Never better. I set my wineglass down and played with the stem. “Do you believe in guardian angels?”
He sipped his own wine before answering. “I don’t disbelieve. I was surfing a couple of winters ago, at Honolua Bay. Have you heard of it?”
I shook my head.
“It’s not far. The waves were up to about 15 feet, it was rolling.” His eyes were so shiny I couldn’t stop staring. “I was out at Coconut Point, riding a barrel like you wouldn’t believe. I felt like I could have gone forever. It was really crowded with locals, who, let’s just say some are very territorial. I held my own, but this tall, muscle-bound Hawaiian guy, about my height, swooped out of nowhere. I never saw him coming and I just reacted, with a quick jerk.” He lifted his elbows. “We were going to crash.” His hands made an x. “There was no way out, we were on a collision course. We both tried to correct and veer out of each other’s way. I remember bracing for the impact, knowing this big boy was going to hit me.”
“What happened?”
“I remember hoping he didn’t knock my head and conk me unconscious, because once I was hurled under the waves down onto the coral below, I was doomed.”
He sipped his wine and shook his head. “We didn’t crash. We finished our ride, like magic, ending up not too far from each other. He swam over to me and we hugged. This guy was solid muscle, probably surfed since before he could walk, and he started crying like a baby. According to the laws of physics, there is no way we shouldn’t have crashed. It was as if we became invisible, or transparent and just swished right through each other. Crazy, huh?” he laughed. “I don’t have a hard time believing in guardian angels.”
“That’s a great story,” I
said.
“I haven’t thought about it in awhile. How’s your guardian angel been treating you?
I nearly sprayed a mouthful of red wine all over the white tablecloth. “What do you mean?”
“Just making small talk. What’s going on? It’s part of my charming date repartee, I guess it’s not working?”
“No. It’s working. Trust me,” I said. “I’m kind of on the outs with my guardian angel right about now,” I said.
The waiter appeared with our meals. I ordered the mahi mahi encrusted with macadamia nuts and crabmeat. Jac had the sea bass with black beans, ginger rice and bamboo shoots. We shared a papaya salad with chopped tomato, garlic, mint, cilantro and chili sauce. It was all so beautiful, right down to the orchids decorating our dishes. I was starving, and feeling very adventurous.
“Thanks,” I smiled at the waiter. “Could I have some ketchup, please?” His mouth dropped open and he pretended he had no idea what I was talking about.
“I just like a little ketchup on my fish, please?”
“Ketchup,” the waiter said, fluttering his hands as if I had asked him to go harpoon a whale or something.
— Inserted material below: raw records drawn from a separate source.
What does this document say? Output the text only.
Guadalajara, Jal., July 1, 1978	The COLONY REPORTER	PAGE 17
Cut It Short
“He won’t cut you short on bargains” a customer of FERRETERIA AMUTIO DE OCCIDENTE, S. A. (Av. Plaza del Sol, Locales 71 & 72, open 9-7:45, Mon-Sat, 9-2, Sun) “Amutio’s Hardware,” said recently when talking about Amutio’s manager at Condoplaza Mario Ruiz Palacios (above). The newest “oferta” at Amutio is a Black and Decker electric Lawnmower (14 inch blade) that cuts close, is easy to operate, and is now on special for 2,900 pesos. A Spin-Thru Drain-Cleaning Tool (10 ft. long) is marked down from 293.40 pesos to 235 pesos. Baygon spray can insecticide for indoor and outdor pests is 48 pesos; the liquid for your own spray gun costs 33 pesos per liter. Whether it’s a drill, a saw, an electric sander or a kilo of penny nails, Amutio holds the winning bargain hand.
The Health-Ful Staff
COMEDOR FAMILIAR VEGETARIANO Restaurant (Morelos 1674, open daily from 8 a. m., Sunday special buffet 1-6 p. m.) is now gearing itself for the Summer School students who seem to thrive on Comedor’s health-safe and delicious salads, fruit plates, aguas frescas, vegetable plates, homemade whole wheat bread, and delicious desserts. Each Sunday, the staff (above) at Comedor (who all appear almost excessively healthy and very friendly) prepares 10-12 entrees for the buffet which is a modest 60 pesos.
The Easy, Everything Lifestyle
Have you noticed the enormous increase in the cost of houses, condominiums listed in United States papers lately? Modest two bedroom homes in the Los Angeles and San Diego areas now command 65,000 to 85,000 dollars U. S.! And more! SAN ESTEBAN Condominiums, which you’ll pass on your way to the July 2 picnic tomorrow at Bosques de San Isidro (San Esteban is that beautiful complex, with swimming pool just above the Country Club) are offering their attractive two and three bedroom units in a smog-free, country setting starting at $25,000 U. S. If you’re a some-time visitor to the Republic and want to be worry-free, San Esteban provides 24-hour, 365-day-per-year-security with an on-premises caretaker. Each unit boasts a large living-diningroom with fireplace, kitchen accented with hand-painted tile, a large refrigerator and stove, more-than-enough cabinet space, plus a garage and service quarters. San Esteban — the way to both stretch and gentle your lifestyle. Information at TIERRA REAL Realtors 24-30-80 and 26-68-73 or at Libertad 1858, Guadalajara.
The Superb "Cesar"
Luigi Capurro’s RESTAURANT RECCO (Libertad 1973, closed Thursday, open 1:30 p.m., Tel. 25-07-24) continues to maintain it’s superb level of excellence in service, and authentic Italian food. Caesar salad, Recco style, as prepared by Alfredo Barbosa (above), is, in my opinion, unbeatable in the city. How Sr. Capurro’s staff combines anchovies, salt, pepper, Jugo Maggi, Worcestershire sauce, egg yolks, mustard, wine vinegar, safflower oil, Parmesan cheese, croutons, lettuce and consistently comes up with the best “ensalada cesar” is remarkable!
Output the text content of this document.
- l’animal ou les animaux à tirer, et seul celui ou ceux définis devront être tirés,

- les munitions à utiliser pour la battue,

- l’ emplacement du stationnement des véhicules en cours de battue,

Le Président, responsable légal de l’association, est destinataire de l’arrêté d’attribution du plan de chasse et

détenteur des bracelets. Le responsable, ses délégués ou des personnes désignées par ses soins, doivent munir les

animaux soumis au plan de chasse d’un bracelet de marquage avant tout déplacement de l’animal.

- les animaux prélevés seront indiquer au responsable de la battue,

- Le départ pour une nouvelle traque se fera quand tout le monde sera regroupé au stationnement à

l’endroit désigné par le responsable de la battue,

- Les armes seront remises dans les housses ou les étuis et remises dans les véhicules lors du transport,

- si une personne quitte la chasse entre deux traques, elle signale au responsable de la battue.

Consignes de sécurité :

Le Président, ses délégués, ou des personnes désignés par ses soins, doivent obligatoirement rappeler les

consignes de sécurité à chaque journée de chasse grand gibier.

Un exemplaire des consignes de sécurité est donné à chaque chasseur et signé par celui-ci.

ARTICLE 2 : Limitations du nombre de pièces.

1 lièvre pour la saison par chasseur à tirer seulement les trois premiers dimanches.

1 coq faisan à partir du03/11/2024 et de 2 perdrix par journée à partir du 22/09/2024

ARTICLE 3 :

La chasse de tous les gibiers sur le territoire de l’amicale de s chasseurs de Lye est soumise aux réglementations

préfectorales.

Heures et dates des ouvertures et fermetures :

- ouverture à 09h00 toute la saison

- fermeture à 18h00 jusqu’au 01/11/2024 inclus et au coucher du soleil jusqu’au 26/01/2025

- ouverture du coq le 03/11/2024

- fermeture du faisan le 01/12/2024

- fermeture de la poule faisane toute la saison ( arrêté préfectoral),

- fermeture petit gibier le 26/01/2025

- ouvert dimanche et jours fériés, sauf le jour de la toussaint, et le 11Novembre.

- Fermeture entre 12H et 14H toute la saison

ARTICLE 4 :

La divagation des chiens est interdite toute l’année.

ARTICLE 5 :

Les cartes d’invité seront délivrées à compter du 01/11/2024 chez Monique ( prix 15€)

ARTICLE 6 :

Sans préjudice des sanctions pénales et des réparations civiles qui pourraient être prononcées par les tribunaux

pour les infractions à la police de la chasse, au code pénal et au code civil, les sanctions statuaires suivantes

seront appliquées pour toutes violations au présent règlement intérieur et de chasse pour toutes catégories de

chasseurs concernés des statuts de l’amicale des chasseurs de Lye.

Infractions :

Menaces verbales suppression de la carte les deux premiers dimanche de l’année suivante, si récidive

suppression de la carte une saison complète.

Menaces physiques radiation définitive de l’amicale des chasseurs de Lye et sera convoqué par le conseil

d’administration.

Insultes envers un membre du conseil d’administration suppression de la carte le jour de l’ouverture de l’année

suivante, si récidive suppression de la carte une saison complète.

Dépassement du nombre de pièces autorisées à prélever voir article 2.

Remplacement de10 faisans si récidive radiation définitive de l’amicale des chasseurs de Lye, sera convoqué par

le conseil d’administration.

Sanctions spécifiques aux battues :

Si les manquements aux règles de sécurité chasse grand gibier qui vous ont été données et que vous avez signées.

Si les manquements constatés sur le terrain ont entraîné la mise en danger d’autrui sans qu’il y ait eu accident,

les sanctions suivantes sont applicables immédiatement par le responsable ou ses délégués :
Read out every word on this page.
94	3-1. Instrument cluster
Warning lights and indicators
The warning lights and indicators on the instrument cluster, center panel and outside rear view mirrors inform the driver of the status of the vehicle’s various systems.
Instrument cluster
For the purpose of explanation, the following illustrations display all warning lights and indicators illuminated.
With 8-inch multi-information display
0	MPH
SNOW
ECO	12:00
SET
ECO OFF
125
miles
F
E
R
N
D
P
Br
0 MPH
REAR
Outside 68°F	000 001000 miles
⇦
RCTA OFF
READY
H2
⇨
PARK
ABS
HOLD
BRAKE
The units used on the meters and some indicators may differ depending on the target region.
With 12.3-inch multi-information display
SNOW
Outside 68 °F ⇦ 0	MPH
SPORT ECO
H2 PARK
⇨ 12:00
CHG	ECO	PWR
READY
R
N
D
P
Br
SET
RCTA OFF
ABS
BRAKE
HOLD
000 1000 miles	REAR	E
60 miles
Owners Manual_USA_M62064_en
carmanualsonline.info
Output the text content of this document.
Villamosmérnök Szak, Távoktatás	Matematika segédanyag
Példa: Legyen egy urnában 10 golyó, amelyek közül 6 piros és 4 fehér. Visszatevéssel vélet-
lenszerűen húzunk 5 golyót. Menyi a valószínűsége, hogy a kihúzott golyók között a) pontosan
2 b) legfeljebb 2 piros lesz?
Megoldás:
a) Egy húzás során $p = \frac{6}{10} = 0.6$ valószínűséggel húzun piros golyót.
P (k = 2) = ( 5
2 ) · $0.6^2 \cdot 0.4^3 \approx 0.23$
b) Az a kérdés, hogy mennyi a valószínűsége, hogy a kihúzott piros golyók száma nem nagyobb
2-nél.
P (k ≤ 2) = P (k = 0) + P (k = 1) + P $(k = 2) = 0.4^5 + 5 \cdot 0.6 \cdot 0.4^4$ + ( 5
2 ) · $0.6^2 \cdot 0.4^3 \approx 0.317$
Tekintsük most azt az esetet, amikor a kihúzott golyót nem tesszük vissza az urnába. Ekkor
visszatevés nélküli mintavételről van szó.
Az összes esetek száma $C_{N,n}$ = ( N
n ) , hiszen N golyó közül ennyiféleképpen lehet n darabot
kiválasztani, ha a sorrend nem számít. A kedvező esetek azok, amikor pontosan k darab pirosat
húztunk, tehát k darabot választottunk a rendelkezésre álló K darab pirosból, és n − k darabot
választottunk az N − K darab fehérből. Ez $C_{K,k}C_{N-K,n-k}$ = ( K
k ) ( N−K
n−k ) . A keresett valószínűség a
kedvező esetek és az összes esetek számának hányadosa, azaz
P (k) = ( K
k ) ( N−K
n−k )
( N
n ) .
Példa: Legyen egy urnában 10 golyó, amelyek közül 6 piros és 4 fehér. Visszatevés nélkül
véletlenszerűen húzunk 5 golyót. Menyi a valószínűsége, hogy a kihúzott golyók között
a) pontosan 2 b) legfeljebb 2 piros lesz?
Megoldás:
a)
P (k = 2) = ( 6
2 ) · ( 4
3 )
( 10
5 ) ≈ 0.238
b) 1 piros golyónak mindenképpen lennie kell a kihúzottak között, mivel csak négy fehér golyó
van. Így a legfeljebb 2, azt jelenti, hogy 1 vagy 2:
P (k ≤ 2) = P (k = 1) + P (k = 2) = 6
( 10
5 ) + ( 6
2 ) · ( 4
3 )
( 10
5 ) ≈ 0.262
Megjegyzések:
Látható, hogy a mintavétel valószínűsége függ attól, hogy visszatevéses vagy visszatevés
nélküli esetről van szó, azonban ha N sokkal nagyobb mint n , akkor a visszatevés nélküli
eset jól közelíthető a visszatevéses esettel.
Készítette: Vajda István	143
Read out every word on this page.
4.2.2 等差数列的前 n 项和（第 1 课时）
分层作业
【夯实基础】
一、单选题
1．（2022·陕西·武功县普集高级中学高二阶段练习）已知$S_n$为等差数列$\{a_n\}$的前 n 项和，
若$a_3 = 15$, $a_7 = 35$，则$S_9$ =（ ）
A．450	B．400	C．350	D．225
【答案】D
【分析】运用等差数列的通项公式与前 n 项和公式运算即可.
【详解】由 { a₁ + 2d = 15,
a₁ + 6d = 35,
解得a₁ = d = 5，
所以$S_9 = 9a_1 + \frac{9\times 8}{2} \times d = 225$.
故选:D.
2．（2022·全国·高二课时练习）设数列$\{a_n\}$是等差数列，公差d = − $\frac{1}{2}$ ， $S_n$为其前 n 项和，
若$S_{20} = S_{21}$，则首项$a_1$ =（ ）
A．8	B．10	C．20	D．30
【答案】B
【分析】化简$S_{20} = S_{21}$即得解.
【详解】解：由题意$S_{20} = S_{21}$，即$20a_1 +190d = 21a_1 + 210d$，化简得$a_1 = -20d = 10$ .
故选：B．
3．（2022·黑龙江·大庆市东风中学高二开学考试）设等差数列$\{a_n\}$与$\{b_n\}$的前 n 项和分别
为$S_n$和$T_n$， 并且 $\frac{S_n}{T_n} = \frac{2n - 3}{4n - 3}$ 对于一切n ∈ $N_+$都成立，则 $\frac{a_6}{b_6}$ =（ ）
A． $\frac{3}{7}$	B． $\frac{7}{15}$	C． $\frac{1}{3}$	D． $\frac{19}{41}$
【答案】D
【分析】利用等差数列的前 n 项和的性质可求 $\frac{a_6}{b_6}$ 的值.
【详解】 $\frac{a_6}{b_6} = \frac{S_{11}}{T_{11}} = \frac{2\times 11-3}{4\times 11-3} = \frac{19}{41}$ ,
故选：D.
He backed away, nearly knocking into the water boy, before turning and beating feet back into the kitchen.
“He’s going to tell on you,” Jac said.
“Am I embarrassing you?”
“Not at all. So you like ketchup. I might even take a taste.”
“I’m a condiment girl,” I told him.
“Good to know,” he said, pushing the salt, pepper, mango salsa and whipped garlic butter close to my plate.
“Excuse me,” a booming voice interrupted. It was the chef, a handsome Hawaiian man, spurting sweat beads off his forehead. Our waiter was behind him, dancing like he had to pee.
“You want to put ketchup on my crab-encrusted mahi mahi?”
“Yes. Is that a problem?” The other diners were staring at us. “This mahi mahi is delicious, the best I’ve ever tasted.”